Die Kommunikation über Diagnostik, Therapie und Pflege zwischen ambulantem und stationärem Sektor ist oft unzureichend und führt zu kostenintensiver und belastender redundanter Diagnostik und Therapie sowie zu Versorgungsbrüchen, die negative Auswirkungen für die Betroffenen und hohe Folgekosten für das Gesundheitssystem nach sich ziehen können. Auch innerhalb des ambulanten Sektors bestehen Barrieren für die Kommunikation der Beteiligten: Der Informationsfluss zwischen Haus- und Fachärzten, Pflegeheimen, ambulanten Pflegediensten und anderen Einrichtungen ist nicht geregelt und zum Teil vom Willen und den Möglichkeiten der Beteiligten und von der Fähigkeit zur Mitwirkung und Improvisationskunst der Betroffenen bzw. ihrer Angehörigen abhängig. Auch innerhalb von Berufsgruppen bestehen Hemmnisse für Informations- und damit Versorgungskontinuität. Papierbasierte Instrumente konnten die Barrieren zwischen Sektoren, Berufsgruppen und Institutionen bisher nur unzureichend überbrücken. Elektronische transsektorale Kommunikationsinstrumente und eine in Deutschland noch zu errichtende IT-Infrastruktur sind daraufhin zu überprüfen, ob sie in der Lage sind, zur Beseitigung dieser Hemmnisse innerhalb des Gesundheitssystems beizutragen.

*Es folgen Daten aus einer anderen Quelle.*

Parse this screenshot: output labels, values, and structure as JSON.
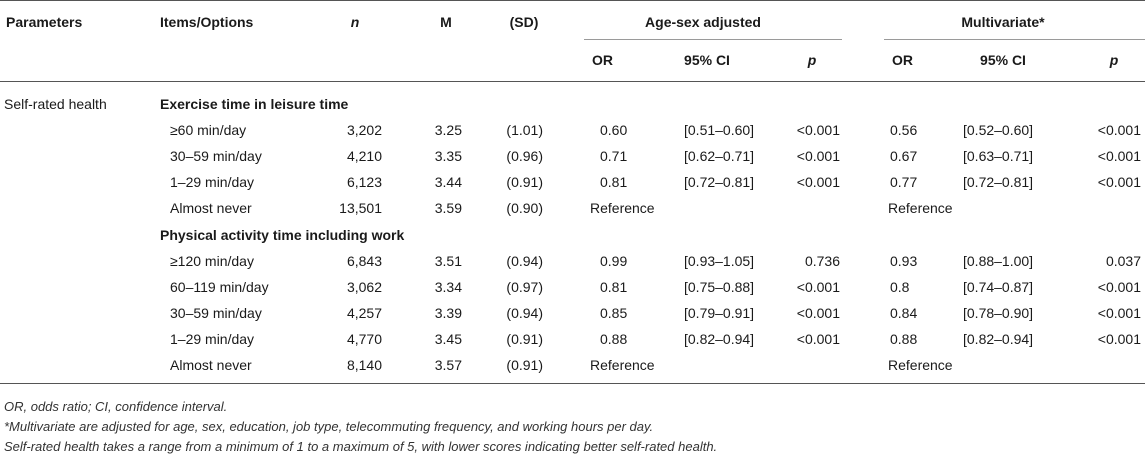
{
  "headers": {
    "parameters": "Parameters",
    "items": "Items/Options",
    "n": "n",
    "m": "M",
    "sd": "(SD)",
    "age_sex": "Age-sex adjusted",
    "multivariate": "Multivariate*",
    "or": "OR",
    "ci": "95% CI",
    "p": "p"
  },
  "parameter": "Self-rated health",
  "groups": [
    {
      "title": "Exercise time in leisure time",
      "rows": [
        {
          "item": "≥60 min/day",
          "n": "3,202",
          "m": "3.25",
          "sd": "(1.01)",
          "or1": "0.60",
          "ci1": "[0.51–0.60]",
          "p1": "<0.001",
          "or2": "0.56",
          "ci2": "[0.52–0.60]",
          "p2": "<0.001"
        },
        {
          "item": "30–59 min/day",
          "n": "4,210",
          "m": "3.35",
          "sd": "(0.96)",
          "or1": "0.71",
          "ci1": "[0.62–0.71]",
          "p1": "<0.001",
          "or2": "0.67",
          "ci2": "[0.63–0.71]",
          "p2": "<0.001"
        },
        {
          "item": "1–29 min/day",
          "n": "6,123",
          "m": "3.44",
          "sd": "(0.91)",
          "or1": "0.81",
          "ci1": "[0.72–0.81]",
          "p1": "<0.001",
          "or2": "0.77",
          "ci2": "[0.72–0.81]",
          "p2": "<0.001"
        },
        {
          "item": "Almost never",
          "n": "13,501",
          "m": "3.59",
          "sd": "(0.90)",
          "ref1": "Reference",
          "ref2": "Reference"
        }
      ]
    },
    {
      "title": "Physical activity time including work",
      "rows": [
        {
          "item": "≥120 min/day",
          "n": "6,843",
          "m": "3.51",
          "sd": "(0.94)",
          "or1": "0.99",
          "ci1": "[0.93–1.05]",
          "p1": "0.736",
          "or2": "0.93",
          "ci2": "[0.88–1.00]",
          "p2": "0.037"
        },
        {
          "item": "60–119 min/day",
          "n": "3,062",
          "m": "3.34",
          "sd": "(0.97)",
          "or1": "0.81",
          "ci1": "[0.75–0.88]",
          "p1": "<0.001",
          "or2": "0.8",
          "ci2": "[0.74–0.87]",
          "p2": "<0.001"
        },
        {
          "item": "30–59 min/day",
          "n": "4,257",
          "m": "3.39",
          "sd": "(0.94)",
          "or1": "0.85",
          "ci1": "[0.79–0.91]",
          "p1": "<0.001",
          "or2": "0.84",
          "ci2": "[0.78–0.90]",
          "p2": "<0.001"
        },
        {
          "item": "1–29 min/day",
          "n": "4,770",
          "m": "3.45",
          "sd": "(0.91)",
          "or1": "0.88",
          "ci1": "[0.82–0.94]",
          "p1": "<0.001",
          "or2": "0.88",
          "ci2": "[0.82–0.94]",
          "p2": "<0.001"
        },
        {
          "item": "Almost never",
          "n": "8,140",
          "m": "3.57",
          "sd": "(0.91)",
          "ref1": "Reference",
          "ref2": "Reference"
        }
      ]
    }
  ],
  "notes": [
    "OR, odds ratio; CI, confidence interval.",
    "*Multivariate are adjusted for age, sex, education, job type, telecommuting frequency, and working hours per day.",
    "Self-rated health takes a range from a minimum of 1 to a maximum of 5, with lower scores indicating better self-rated health."
  ]
}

Vor diesem Hintergrund sind Überlegungen zur Gesundheitstelematik und von eHealth auch immer aus ethischen Aspekten zu bewerten und Technologien entsprechend ergebnisoffen zu evaluieren, unabhängig davon, welche initialen Erwartungen bestehen.


Anmerkung

Interessenkonflikte

Die Autoren erklären, dass sie keine Interessenkonflikte in Zusammenhang mit diesem Artikel haben.